Non sappiamo neanche il suo nome. Abbiamo provato, scorrendo le agenzie, leggendo i giornali on line, ma del romeno morto nel crollo di Velletri non siamo riusciti a conoscere il nome. Un romeno, tanto basta. Segno particolare, 46 anni, nient’altro, se non che era stato assunto con altri tre connazionali per sostituire gli operai di una ditta regolare che era stata licenziata dall’irresponsabile arrestato per omicidio colposo e per non aver messo in atto le misure di sicurezza che si richiedono in un cantiere.
L’italiano irresponsabile arrestato aveva avviato le ristrutturazioni in un vecchio stabile, in centro storico, per realizzare un pub. Uno spazio interrato, in una palazzina di due piani. È crollato il solaio. Quando i vigili del fuoco hanno ritrovato il corpo senza vita dell’uomo, gli altri tre si erano allontanati, o erano stati allontanati.
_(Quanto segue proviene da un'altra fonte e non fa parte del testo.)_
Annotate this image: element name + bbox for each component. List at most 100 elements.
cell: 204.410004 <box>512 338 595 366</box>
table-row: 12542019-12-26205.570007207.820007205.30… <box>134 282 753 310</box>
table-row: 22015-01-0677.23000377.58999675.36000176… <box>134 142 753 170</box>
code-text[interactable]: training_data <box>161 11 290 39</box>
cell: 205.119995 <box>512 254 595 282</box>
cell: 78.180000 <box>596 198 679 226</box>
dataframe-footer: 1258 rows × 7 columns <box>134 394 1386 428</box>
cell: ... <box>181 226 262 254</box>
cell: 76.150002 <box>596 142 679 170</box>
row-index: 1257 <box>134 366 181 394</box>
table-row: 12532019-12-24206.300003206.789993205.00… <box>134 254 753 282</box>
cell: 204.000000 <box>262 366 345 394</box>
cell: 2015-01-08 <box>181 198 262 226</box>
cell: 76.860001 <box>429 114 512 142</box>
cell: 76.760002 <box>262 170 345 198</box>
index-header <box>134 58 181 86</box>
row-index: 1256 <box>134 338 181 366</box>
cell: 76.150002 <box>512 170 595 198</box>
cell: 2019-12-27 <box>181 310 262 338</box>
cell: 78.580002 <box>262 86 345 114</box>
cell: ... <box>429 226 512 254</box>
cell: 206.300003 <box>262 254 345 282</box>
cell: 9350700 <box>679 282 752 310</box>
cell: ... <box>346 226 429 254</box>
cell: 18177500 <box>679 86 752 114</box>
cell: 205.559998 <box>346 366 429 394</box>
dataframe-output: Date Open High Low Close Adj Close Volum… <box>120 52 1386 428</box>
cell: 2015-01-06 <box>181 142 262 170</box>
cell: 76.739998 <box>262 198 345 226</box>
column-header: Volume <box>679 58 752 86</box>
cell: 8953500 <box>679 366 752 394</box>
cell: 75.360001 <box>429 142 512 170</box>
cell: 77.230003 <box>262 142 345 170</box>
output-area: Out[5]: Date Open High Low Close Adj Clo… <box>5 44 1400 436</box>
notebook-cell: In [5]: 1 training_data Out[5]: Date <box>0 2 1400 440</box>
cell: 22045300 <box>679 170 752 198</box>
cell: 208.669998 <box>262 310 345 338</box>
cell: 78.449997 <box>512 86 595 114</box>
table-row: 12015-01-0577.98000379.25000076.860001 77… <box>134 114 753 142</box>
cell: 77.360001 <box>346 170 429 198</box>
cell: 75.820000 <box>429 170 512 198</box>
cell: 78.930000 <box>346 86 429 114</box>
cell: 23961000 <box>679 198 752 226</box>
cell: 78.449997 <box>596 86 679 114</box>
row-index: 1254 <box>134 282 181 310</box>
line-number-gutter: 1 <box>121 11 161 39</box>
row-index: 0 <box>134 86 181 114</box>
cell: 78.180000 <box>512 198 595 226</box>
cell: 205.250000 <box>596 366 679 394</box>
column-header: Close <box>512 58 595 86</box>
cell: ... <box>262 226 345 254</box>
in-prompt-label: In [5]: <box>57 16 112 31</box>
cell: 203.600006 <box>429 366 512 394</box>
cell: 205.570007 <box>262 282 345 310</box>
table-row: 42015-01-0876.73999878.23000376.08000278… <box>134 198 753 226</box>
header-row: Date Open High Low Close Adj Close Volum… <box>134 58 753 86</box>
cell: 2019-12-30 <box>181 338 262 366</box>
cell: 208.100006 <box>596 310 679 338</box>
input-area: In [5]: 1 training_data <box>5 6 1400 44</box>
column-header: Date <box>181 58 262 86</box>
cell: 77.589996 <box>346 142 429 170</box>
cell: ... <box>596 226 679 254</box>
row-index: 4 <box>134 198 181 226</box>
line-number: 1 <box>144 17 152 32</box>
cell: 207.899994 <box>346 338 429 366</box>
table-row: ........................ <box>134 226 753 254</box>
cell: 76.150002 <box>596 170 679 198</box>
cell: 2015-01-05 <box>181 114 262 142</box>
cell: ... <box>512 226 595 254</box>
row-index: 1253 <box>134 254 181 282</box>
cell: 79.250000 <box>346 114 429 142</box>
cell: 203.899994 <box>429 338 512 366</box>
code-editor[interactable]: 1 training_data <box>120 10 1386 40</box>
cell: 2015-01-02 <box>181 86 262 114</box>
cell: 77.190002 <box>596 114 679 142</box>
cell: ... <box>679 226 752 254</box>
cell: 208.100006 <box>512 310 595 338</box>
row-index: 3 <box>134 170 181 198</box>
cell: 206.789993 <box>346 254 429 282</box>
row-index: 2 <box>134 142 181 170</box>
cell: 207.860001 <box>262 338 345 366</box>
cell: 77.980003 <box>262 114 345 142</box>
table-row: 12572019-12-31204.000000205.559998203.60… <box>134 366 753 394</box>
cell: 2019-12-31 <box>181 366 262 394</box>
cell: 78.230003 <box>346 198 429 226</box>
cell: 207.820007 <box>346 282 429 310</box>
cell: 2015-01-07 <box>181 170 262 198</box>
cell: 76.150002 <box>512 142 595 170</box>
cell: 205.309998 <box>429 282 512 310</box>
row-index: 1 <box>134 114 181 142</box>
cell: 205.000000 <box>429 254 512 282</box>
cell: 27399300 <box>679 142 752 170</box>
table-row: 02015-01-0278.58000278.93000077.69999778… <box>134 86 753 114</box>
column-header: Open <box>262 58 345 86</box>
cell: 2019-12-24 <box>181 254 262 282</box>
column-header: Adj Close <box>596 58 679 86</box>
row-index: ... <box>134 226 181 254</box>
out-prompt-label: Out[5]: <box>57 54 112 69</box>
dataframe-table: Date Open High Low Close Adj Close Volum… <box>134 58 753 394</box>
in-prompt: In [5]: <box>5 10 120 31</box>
Quel corpo senza vita, ingombrante, era rimasto, però, a testimoniare un crimine quotidiano e diffuso: il lavoro in nero, imposto sul bisogno e sulla fame. Non è la prima volta che accade che il corpo senza vita di un operaio in nero scoperchi le dimensioni di un fenomeno che anziché arrestarsi, cresce, e per la crisi. Le braccia hanno un costo sempre più basso, perché ce ne sono tante sul mercato, le più convenienti sono quelle di un altro colore o quelle che arrivano dagli angoli più sfortunati d’Europa.
I luoghi del mercato nero di braccia si conoscono, ci sono in tutte le piazze d’Italia, si conoscono quelli che li caricano in auto per portarli in cantiere. Ed è accaduto di operai in nero morti nei campi o in cantiere e trattati come fossero un vecchio frigo rotto o un materasso di cui disfarsi: gettati ai margini di una strada poco frequentata, o in un fosso.
È accaduto anche che nel crollo di una palazzina in costruzione, l’impresa rassicurasse i soccorritori che sotto le macerie non c’era nessuno. Fu così, qualche anno fa, a Licata. Solo la disperata ostinazione della moglie dell’operaio riuscì a non fermare le ricerche. L’operaio era vivo, per estrarlo dovettero amputargli le gambe. Morì in ospedale.
Ecco, questo Primo maggio italiano lo voglio dedicare al romeno di 46 anni senza nome morto a Velletri e a tutti quelli trattati come carogne fastidiose.